The case hinges on "fair use" - whether RDR Books' Harry Potter Lexicon has sufficient characteristics to allow its particular reassembly of material from Rowling's works. This is a subtle decision based on four criteria: 1) purpose (e.g. commercial or not); 2) nature of original (you can get away with reproducing more of a non-fictional work than a fictional); 3) how much of the original was used; and 4) market effect (i.e. does it undercut the market for the original?). See the Fair Use Network for more on this.
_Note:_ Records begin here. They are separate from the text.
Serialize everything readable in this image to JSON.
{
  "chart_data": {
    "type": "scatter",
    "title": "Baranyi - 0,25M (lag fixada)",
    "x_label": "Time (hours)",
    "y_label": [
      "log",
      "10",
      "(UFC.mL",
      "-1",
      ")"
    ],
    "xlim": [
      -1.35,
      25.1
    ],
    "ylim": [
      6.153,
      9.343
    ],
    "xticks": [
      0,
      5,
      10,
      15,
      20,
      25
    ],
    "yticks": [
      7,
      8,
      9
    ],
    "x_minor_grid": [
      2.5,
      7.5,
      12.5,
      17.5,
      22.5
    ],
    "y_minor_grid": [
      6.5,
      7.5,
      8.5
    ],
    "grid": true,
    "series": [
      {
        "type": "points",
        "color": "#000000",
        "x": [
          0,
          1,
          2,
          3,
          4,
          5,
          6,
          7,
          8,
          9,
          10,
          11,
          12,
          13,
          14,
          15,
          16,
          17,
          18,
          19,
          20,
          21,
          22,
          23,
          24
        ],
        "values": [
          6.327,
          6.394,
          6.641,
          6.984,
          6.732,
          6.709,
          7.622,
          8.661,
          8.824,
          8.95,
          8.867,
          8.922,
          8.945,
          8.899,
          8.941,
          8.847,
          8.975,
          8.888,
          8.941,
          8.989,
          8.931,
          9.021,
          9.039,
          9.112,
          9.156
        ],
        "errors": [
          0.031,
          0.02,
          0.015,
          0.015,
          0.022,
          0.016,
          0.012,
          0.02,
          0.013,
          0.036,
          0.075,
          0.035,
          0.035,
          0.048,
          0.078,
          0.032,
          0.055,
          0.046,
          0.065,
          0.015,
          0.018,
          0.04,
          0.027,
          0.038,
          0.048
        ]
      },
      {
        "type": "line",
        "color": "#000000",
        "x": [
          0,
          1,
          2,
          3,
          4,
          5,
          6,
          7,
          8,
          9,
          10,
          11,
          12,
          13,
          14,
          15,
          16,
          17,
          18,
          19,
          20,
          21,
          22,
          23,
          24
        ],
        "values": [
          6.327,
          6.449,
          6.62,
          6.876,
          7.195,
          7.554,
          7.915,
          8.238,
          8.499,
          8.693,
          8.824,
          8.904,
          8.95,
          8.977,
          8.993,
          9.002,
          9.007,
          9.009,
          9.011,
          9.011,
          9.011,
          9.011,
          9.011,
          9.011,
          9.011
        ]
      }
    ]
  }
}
Anthony Falzone, the defendant's lawyer (who is associated with the Stanford Center for Internet and Society's Fair Use Project) argues that the case is highly important, in that Rowling's winning would set a precedent majorly eroding the centuries-old right to create concordances and other derivative works. This idea is expanded in Joe Nocera's New York Times article, A Tight Grip Can Choke Creativity (bugmenot).
Dan Slater at the WSJ's Law Blog, reporting on the final day of the trial, thinks it looks good for the the defendant, RDR: Potter Trial: On Last Day, Defense Outshines Rowling. At Info/Law, Derek Bambauer, Assistant Professor of Law at Wayne State University Law School in Detroit, Michigan argues otherwise in Harry Potter and the Lexicon of Fair Use. Much of the legal argument is well over my head: I'd never heard of estoppel and laches - loosely, the doctrine that someone's case is weakened by their having acted in a way suggesting approval for what they're now complaining about - so I won't bother to speculate which way it'll go.
We won't know the result immediately: as this Bloomberg account says - J.K. Rowling Returns to Witness Stand, Defends Authors' Rights - the lawyers now have three weeks to submit final briefs. The presiding judge, U.S. District Judge Robert Patterson, had urged both sides to settle, mentioning Bleak House (the futile Jarndyce and Jarndyce case where legal costs ate up the disputed estate). But no deal. Whoever wins, it'll likely go to appeal, because both sides have strong interests to defend and deep pockets.